In a hunt for more revenue, Maryland officials are weighing ways to pressure hotel-booking websites such as Expedia and Orbitz to pay more taxes — a tactic that has netted some cities, counties and states tens of millions of dollars, but left others mired in lengthy legal battles.

The premise is simple. Maryland now collects sales taxes based on the bulk rates that the websites pay hotels for their rooms. But some officials say the taxes should be based on the higher prices for which the websites sell the rooms to customers.

Or, as Gov. Martin O'Malley put it recently: The typical booking website "somehow avoids paying the local hotel room tax."

The idea comes in lean budget times for the state: The General Assembly increased fees and taxes this year to meet a budget shortfall, tolls are increasing and a Senate budget panel is set to consider an array of new taxes, including expanding the sales tax to other Internet services.

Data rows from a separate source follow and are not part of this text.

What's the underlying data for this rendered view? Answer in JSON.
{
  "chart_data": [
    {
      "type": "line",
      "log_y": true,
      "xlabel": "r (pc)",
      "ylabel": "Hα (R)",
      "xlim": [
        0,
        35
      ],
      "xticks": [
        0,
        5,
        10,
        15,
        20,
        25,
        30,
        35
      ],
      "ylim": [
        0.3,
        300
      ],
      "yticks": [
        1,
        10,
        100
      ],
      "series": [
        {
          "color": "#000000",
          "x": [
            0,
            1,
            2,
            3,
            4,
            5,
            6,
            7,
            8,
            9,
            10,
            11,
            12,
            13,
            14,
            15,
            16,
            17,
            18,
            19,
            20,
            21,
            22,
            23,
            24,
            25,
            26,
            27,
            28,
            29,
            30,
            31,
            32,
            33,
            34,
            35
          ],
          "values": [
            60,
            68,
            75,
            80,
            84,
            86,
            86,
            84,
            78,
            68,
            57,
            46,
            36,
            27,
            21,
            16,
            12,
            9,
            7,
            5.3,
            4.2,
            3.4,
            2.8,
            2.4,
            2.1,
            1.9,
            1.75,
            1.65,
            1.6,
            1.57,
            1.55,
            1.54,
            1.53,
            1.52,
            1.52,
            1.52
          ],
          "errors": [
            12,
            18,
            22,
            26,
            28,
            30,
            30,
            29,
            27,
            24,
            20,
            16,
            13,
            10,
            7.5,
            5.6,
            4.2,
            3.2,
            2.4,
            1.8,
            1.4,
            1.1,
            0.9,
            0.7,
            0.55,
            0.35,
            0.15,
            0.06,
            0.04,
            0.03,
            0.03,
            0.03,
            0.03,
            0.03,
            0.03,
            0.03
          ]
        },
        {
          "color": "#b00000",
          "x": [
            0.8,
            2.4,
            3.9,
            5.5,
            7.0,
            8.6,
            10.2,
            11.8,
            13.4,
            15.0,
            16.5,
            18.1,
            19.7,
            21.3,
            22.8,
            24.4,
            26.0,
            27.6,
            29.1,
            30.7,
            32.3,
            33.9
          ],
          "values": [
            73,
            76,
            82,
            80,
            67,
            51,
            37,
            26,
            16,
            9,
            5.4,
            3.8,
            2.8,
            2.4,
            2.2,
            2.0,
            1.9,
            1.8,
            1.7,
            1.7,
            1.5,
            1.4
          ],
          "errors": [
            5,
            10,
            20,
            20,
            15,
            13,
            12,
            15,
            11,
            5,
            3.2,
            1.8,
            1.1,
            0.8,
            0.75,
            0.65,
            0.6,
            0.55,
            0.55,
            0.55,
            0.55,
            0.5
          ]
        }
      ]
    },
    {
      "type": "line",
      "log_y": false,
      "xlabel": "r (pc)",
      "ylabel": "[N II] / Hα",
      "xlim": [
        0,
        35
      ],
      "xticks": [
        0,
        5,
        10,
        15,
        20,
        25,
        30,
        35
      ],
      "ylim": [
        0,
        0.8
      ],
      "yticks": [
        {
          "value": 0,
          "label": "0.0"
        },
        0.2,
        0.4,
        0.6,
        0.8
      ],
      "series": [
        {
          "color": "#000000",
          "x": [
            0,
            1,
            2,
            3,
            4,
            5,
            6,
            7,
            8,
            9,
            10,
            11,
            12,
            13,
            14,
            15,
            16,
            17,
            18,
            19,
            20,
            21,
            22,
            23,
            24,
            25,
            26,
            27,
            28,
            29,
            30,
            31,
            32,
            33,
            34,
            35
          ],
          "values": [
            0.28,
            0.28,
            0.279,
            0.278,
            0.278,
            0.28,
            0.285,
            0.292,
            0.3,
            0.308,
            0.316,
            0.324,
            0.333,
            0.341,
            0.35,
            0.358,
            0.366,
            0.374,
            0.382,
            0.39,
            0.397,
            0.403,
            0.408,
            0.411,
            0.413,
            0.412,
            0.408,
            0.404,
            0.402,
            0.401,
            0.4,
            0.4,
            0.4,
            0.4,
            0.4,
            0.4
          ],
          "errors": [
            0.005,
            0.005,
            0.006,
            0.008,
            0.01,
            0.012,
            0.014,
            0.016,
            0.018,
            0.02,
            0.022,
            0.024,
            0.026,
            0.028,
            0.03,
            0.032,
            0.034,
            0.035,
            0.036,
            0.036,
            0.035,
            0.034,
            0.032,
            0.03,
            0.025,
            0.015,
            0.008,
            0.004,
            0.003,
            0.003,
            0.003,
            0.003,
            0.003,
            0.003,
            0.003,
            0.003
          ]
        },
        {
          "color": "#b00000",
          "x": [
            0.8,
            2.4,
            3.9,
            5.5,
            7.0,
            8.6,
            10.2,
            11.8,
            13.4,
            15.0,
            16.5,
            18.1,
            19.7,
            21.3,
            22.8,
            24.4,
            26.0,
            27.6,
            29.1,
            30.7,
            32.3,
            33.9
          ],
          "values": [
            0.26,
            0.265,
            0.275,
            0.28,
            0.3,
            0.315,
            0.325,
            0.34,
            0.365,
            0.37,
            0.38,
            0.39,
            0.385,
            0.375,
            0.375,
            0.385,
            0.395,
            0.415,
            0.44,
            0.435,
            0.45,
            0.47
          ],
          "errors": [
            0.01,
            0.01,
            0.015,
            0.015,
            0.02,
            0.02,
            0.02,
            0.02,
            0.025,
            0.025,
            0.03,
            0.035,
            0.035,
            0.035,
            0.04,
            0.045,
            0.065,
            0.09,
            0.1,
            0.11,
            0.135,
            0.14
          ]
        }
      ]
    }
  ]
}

But it's been the source of tension between O'Malley and Comptroller Peter Franchot, the state's independently elected tax collector. Owing to a quirk in Maryland law, Franchot must conduct a separate audit before the state can start a legal process to claim the taxes.

Despite at least a year of urging from O'Malley, Franchot has made no public progress on the audit the governor has requested. Franchot declined to discuss the matter for this article, saying that he is bound by tax law not to discuss or disclose the existence — or outcomes — of audits.

There's good reason for Maryland officials looking to boost revenue to turn toward the websites. Baltimore City and Worcester County both collected money after suing websites, including Expedia and Orbitz, for back taxes. And in Baltimore at least, some of the companies are paying higher taxes going forward.

Baltimore and Montgomery counties and the District of Columbia have also filed lawsuits seeking more taxes.

"We believe Maryland has a very, very strong claim," said John Crongeyer, an Atlanta lawyer who specializes in suing the booking sites and wants to represent the state.

Crongeyer, who has represented Baltimore city and Baltimore and Montgomery counties, estimates that the state is owed roughly $30 million in back taxes and penalties. He says the state should be receiving between $1.4 million to $4 million a year.

(By way of comparison, the state expects $4 million a year from doubling the fee for issuing a birth certificate.)

Around the country there are more than 80 similar lawsuits percolating, with mixed results. A Texas jury found recently that the online booking companies owed the state about $20 million. But in March a Los Angeles Superior Court judge threw out a finding that the companies owed the City of Santa Monica $3 million.

An industry spokesman says the lawsuits rely on a fundamental misunderstanding of the companies' business model.

Arthur B. Sackler, the executive director of the Interactive Travel Services Association, says the difference between what the companies pay for rooms and what they sell them for should be viewed as a service charge, not part of the taxable price.

Taxing the price paid by consumers, Sackler says, hurts the fragile industry by unnecessarily driving up rates.

"Anything that burdens more travel and tourism is a negative for the state," he said. "This is a tax on consumers. It will be passed through one way or another."

E-mails to Travelocity, Orbitiz and Expedia were not returned.

The travel companies are not afraid to play rough: Orbitz and other companies stopped listing hotels in Columbus, Ohio, after officials there sued.

"Companies have made the decision that, because the cost of the tax is higher than the revenue, they start sending travelers and tourists to competing destinations," Sackler said.